I believe we are dealing with a very similar issue, in our setup the pgbouncer pod is receiving a SIGTERM signal every 6-12 hours from an external source. Is that also the case here? @karakanb

Obviously pgbouncer being unavailable for a minute (while it restarts) also drops the DB connection, like you describe.

Edit For future reference, in our case Kubernetes was occasionally restarting the pgbouncer pod to up/downscale our cluster (especially during periods of high load). We managed to mitigate the problem for now by annotating the pod with cluster-autoscaler.kubernetes.io/safe-to-evict: "false"

karakanb commented 1 year ago

In my case I am using DigitalOcean's managed pgbouncer, therefore I do not have access to see if it is being restarted regularly or the timings of it unfortunately. All I could find was that the DB was not reachable and it caused this stuck state.

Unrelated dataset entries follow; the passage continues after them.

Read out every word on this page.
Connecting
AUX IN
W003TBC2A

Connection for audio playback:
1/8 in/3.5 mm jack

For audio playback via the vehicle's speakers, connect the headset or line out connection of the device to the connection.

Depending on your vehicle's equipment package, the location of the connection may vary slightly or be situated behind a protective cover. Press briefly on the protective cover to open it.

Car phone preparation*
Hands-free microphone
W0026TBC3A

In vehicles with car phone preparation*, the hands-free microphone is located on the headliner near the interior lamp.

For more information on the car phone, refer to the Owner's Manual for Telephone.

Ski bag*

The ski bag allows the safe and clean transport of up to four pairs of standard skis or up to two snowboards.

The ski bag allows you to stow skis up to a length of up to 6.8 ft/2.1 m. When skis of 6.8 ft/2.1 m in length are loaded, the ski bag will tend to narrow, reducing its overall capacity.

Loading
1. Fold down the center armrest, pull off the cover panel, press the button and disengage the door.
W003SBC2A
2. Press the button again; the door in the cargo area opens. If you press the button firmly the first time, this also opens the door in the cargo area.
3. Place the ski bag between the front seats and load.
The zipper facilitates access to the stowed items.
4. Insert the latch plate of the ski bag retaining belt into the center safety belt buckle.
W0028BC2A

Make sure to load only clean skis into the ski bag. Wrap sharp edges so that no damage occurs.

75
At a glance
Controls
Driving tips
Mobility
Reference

github-actions[bot] commented 6 months ago

This issue has been automatically marked as stale because it has been open for 365 days without any activity. There has been several Airflow releases since last activity on this issue. Kindly asking to recheck the report against latest Airflow version and let us know if the issue is reproducible. The issue will be closed in next 30 days if no further activity occurs from the issue author.

github-actions[bot] commented 2 weeks ago

This issue has been closed because it has not received response from the issue author.